For the next experiment, we'll use a Q-learning algorithm to train a policy which we'll pass to the player and run the same experiment as before. For the first round of training, we're not taking into account the dealer's score, and will only update the Q-table based on whether the player stands before 21, hits exactly 21, or busts.

In [None]:
trainer = blackjack.QLearningTrainer()
trainer.optimize_q_table()

In [None]:
policy = trainer.compile_policy_from_trained_q_table()
games = list()
for x in range(0, 1000):
    games.append(blackjack.Game(policy).play_hand())

In [None]:
policy

In [None]:
df = pd.DataFrame(games)
df.head()

In [None]:
sns.displot(df['winner'])
plt.title('Distribution of hand winners for 1000 hands; second pass')
plt.show()

In [None]:
dealer_win = df['winner'].value_counts()['dealer'] / 1000. * 100
player_win = df['winner'].value_counts()['player'] / 1000. * 100
print(f"Player win percentage: {(player_win):.2f}%")
print(f"Dealer win percentage: {(dealer_win):.2f}%")
print(f"House edge: {(dealer_win - 50):.2f}%")

It seems that this method slightly weakened the player and strengthened the house edge. But, that could be because we're not taking into account the dealer's score, so we don't know if we truly win unless we hit exactly 21.

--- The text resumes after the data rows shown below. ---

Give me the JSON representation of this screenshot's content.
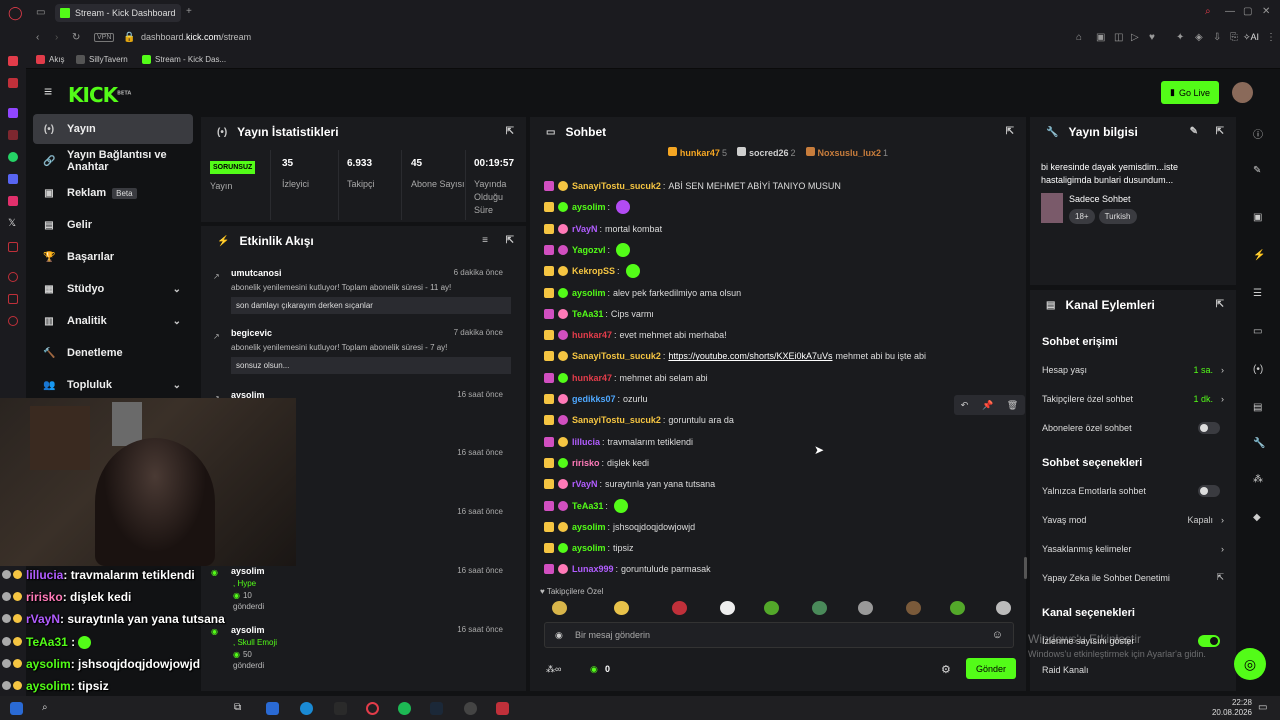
{
  "browser": {
    "tab_title": "Stream - Kick Dashboard",
    "url_prefix": "dashboard.",
    "url_host": "kick.com",
    "url_path": "/stream",
    "vpn": "VPN",
    "ai": "AI",
    "bookmarks": [
      "Akış",
      "SillyTavern",
      "Stream - Kick Das..."
    ]
  },
  "header": {
    "logo": "KICK",
    "logo_sup": "BETA",
    "go_live": "Go Live"
  },
  "nav": [
    {
      "label": "Yayın",
      "icon": "(•)"
    },
    {
      "label": "Yayın Bağlantısı ve Anahtar",
      "icon": "🔗"
    },
    {
      "label": "Reklam",
      "icon": "▣",
      "badge": "Beta"
    },
    {
      "label": "Gelir",
      "icon": "▤"
    },
    {
      "label": "Başarılar",
      "icon": "🏆"
    },
    {
      "label": "Stüdyo",
      "icon": "▦",
      "chev": "⌄"
    },
    {
      "label": "Analitik",
      "icon": "▥",
      "chev": "⌄"
    },
    {
      "label": "Denetleme",
      "icon": "🔨"
    },
    {
      "label": "Topluluk",
      "icon": "👥",
      "chev": "⌄"
    }
  ],
  "stats": {
    "title": "Yayın İstatistikleri",
    "status": "SORUNSUZ",
    "status_label": "Yayın",
    "items": [
      {
        "v": "35",
        "l": "İzleyici"
      },
      {
        "v": "6.933",
        "l": "Takipçi"
      },
      {
        "v": "45",
        "l": "Abone Sayısı"
      },
      {
        "v": "00:19:57",
        "l": "Yayında Olduğu Süre"
      }
    ]
  },
  "activity": {
    "title": "Etkinlik Akışı",
    "events": [
      {
        "user": "umutcanosi",
        "time": "6 dakika önce",
        "msg": "abonelik yenilemesini kutluyor! Toplam abonelik süresi - 11 ay!",
        "quote": "son damlayı çıkarayım derken sıçanlar"
      },
      {
        "user": "begicevic",
        "time": "7 dakika önce",
        "msg": "abonelik yenilemesini kutluyor! Toplam abonelik süresi - 7 ay!",
        "quote": "sonsuz olsun..."
      },
      {
        "user": "aysolim",
        "time": "16 saat önce"
      },
      {
        "user": "",
        "time": "16 saat önce"
      },
      {
        "user": "",
        "time": "16 saat önce"
      },
      {
        "user": "aysolim",
        "time": "16 saat önce",
        "gift": ", Hype",
        "amount": "10",
        "sent": "gönderdi"
      },
      {
        "user": "aysolim",
        "time": "16 saat önce",
        "gift": ", Skull Emoji",
        "amount": "50",
        "sent": "gönderdi"
      }
    ]
  },
  "chat": {
    "title": "Sohbet",
    "top": [
      {
        "name": "hunkar47",
        "n": "5",
        "c": "#f5a623"
      },
      {
        "name": "socred26",
        "n": "2",
        "c": "#cfcfcf"
      },
      {
        "name": "Noxsuslu_lux2",
        "n": "1",
        "c": "#c87d3c"
      }
    ],
    "messages": [
      {
        "name": "SanayiTostu_sucuk2",
        "color": "#f5c542",
        "text": "ABİ SEN MEHMET ABİYİ TANIYO MUSUN"
      },
      {
        "name": "aysolim",
        "color": "#53fc18",
        "text": "",
        "emote": "#b24bf3"
      },
      {
        "name": "rVayN",
        "color": "#b15dff",
        "text": "mortal kombat"
      },
      {
        "name": "Yagozvl",
        "color": "#53fc18",
        "text": "",
        "emote": "#53fc18"
      },
      {
        "name": "KekropSS",
        "color": "#f5c542",
        "text": "",
        "emote": "#53fc18"
      },
      {
        "name": "aysolim",
        "color": "#53fc18",
        "text": "alev pek farkedilmiyo ama olsun"
      },
      {
        "name": "TeAa31",
        "color": "#53fc18",
        "text": "Cips varmı"
      },
      {
        "name": "hunkar47",
        "color": "#e23c4a",
        "text": "evet mehmet abi merhaba!"
      },
      {
        "name": "SanayiTostu_sucuk2",
        "color": "#f5c542",
        "link": "https://youtube.com/shorts/KXEi0kA7uVs",
        "text": "mehmet abi bu işte abi"
      },
      {
        "name": "hunkar47",
        "color": "#e23c4a",
        "text": "mehmet abi selam abi"
      },
      {
        "name": "gedikks07",
        "color": "#4fa8ff",
        "text": "ozurlu"
      },
      {
        "name": "SanayiTostu_sucuk2",
        "color": "#f5c542",
        "text": "goruntulu ara da"
      },
      {
        "name": "lillucia",
        "color": "#b15dff",
        "text": "travmalarım tetiklendi"
      },
      {
        "name": "ririsko",
        "color": "#ff7ab8",
        "text": "dişlek kedi"
      },
      {
        "name": "rVayN",
        "color": "#b15dff",
        "text": "suraytınla yan yana tutsana"
      },
      {
        "name": "TeAa31",
        "color": "#53fc18",
        "text": "",
        "emote": "#53fc18"
      },
      {
        "name": "aysolim",
        "color": "#53fc18",
        "text": "jshsoqjdoqjdowjowjd"
      },
      {
        "name": "aysolim",
        "color": "#53fc18",
        "text": "tipsiz"
      },
      {
        "name": "Lunax999",
        "color": "#b15dff",
        "text": "goruntulude parmasak"
      }
    ],
    "follower_label": "Takipçilere Özel",
    "placeholder": "Bir mesaj gönderin",
    "points": "0",
    "send": "Gönder"
  },
  "info": {
    "title": "Yayın bilgisi",
    "desc": "bi keresinde dayak yemisdim...iste hastaligimda bunlari dusundum...",
    "category": "Sadece Sohbet",
    "tags": [
      "18+",
      "Turkish"
    ]
  },
  "actions": {
    "title": "Kanal Eylemleri",
    "chat_access": "Sohbet erişimi",
    "rows1": [
      {
        "l": "Hesap yaşı",
        "v": "1 sa.",
        "green": true
      },
      {
        "l": "Takipçilere özel sohbet",
        "v": "1 dk.",
        "green": true
      },
      {
        "l": "Abonelere özel sohbet",
        "toggle": false
      }
    ],
    "chat_opts": "Sohbet seçenekleri",
    "rows2": [
      {
        "l": "Yalnızca Emotlarla sohbet",
        "toggle": false
      },
      {
        "l": "Yavaş mod",
        "v": "Kapalı"
      },
      {
        "l": "Yasaklanmış kelimeler",
        "v": ""
      },
      {
        "l": "Yapay Zeka ile Sohbet Denetimi",
        "ext": true
      }
    ],
    "channel_opts": "Kanal seçenekleri",
    "rows3": [
      {
        "l": "İzlenme sayısını göster",
        "toggle": true
      },
      {
        "l": "Raid Kanalı"
      }
    ]
  },
  "overlay": [
    {
      "name": "lillucia",
      "color": "#b15dff",
      "text": ": travmalarım tetiklendi"
    },
    {
      "name": "ririsko",
      "color": "#ff7ab8",
      "text": ": dişlek kedi"
    },
    {
      "name": "rVayN",
      "color": "#b15dff",
      "text": ": suraytınla yan yana tutsana"
    },
    {
      "name": "TeAa31",
      "color": "#53fc18",
      "text": " : "
    },
    {
      "name": "aysolim",
      "color": "#53fc18",
      "text": ": jshsoqjdoqjdowjowjd"
    },
    {
      "name": "aysolim",
      "color": "#53fc18",
      "text": ": tipsiz"
    },
    {
      "name": "Lunax999",
      "color": "#b15dff",
      "text": ": goruntulude parmasak"
    }
  ],
  "windows": {
    "watermark": "Windows'u Etkinleştir",
    "watermark2": "Windows'u etkinleştirmek için Ayarlar'a gidin.",
    "time": "22:28",
    "date": "20.08.2026"
  }
}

## Q-learning experiment 2

Let's switch the positions of the dealer and the player, so we'll know the dealer's score before the player starts. With that data, we can build a different rewards table that considers the dealer's score, and therefore, whether or not we won not by hitting 21, but rather simply having more points than the dealer, which is a much more common scenario we weren't counting for before.

In [None]:
trainer = blackjack.QLearningTrainer()
trainer.optimize_q_table_v2()

In [None]:
policy = trainer.compile_policy_from_trained_q_table()
policy

This is a policy much more similar to the standard Blackjack strategy! Let's run the 1,000-game experiment again.

In [None]:
games = list()
for x in range(0, 1000):
    games.append(blackjack.Game(policy).play_hand())

In [None]:
df = pd.DataFrame(games)
df.head()

In [None]:
sns.displot(df['winner'])
plt.title('Distribution of hand winners for 1000 hands; third pass')
plt.show()

In [None]:
dealer_win = df['winner'].value_counts()['dealer'] / 1000. * 100
player_win = df['winner'].value_counts()['player'] / 1000. * 100
print(f"Player win percentage: {(player_win):.2f}%")
print(f"Dealer win percentage: {(dealer_win):.2f}%")
print(f"House edge: {(dealer_win - 50):.2f}%")

## Conclusions

It seems that this is around the same house edge as the previous iteration. However, this isn't the furthest we could take the experiments. It would be interesting to see if the house edge could be improved by grid-searching for better alpha, lambda, and epsilon values. Futhermore, we could implement other common rules for blackjack for the Q-learning player, such as splitting, doubling-down, and a more realistic deck, as in using single- or double-decks with shuffling when the deck depletes.